Ce nouveau joueur force la presse écrite à développer un style différent et de plus en plus efficace. On     retourne au journalisme d'investigation et d'enquête, on présente des dossiers plus fouillés et détaillés...


[1] 4000 autres langues auraient disparuau cours de l'Histoire.

[2] Mémoire du peuple, présence aux baptèmes

[3]De plus, les Chinois utilisaient encre et imprimerie près de 700 ans plus tôt.

[4]La même gravure était souvent utilisée pour illustrer des événements totalement différents.

[5]Il avait acheté, lors d'un voyage à Venise, un foggli avvisi qu'il avait payé une gazzetta (pièce de                     monnaie) et qui lui avait donné l'idée de faire un journal.

[6]The people vs Larry Flint

[7]Un imprimeur brûlé à Paris, un autre écartelé à Tours.

[8]À cette époque, quand un bateau arrivait de l'extérieur vers New York, six journaux dépêchaient                     une navette chacun dans le but d'obtenir l'information avant les autres.

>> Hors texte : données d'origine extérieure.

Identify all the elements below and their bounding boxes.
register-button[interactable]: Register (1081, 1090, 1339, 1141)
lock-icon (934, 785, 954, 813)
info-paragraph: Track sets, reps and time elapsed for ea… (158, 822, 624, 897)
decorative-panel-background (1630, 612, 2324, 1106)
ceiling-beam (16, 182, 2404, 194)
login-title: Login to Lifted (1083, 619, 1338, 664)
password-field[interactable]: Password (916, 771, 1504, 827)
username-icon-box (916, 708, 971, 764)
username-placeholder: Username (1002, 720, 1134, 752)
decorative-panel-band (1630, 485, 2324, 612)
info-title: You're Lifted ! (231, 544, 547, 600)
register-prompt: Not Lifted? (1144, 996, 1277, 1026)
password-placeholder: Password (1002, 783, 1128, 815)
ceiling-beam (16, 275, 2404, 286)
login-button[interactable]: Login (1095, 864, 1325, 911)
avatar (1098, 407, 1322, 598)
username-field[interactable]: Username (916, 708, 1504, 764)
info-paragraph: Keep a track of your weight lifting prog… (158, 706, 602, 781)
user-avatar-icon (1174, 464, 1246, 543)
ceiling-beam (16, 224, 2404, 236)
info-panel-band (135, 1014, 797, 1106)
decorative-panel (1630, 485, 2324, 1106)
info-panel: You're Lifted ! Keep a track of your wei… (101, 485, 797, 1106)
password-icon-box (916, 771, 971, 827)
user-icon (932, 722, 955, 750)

[9]Objectivité vs subjectivité

[10]Les Trois Mousquetaires

[11]Il avait débuté avec un journal à Nantes dans lequel il publiait les chroniques nécrologiques locales                     en y ajoutant les noms des médecins qui avaient soigné les défunts, ce qui incitait les médecins à                     acheter immédiatement tous les exemplaires.

[12] Le New York Herald invente cette pratique en envoyant Henry Morton Satnley à la recherche de l'explorateur Livingstone

[13] L'animateur le souligne en commençant l'émission par: *Messieurs les directeurs, Monsieur                     le téléspectateur+.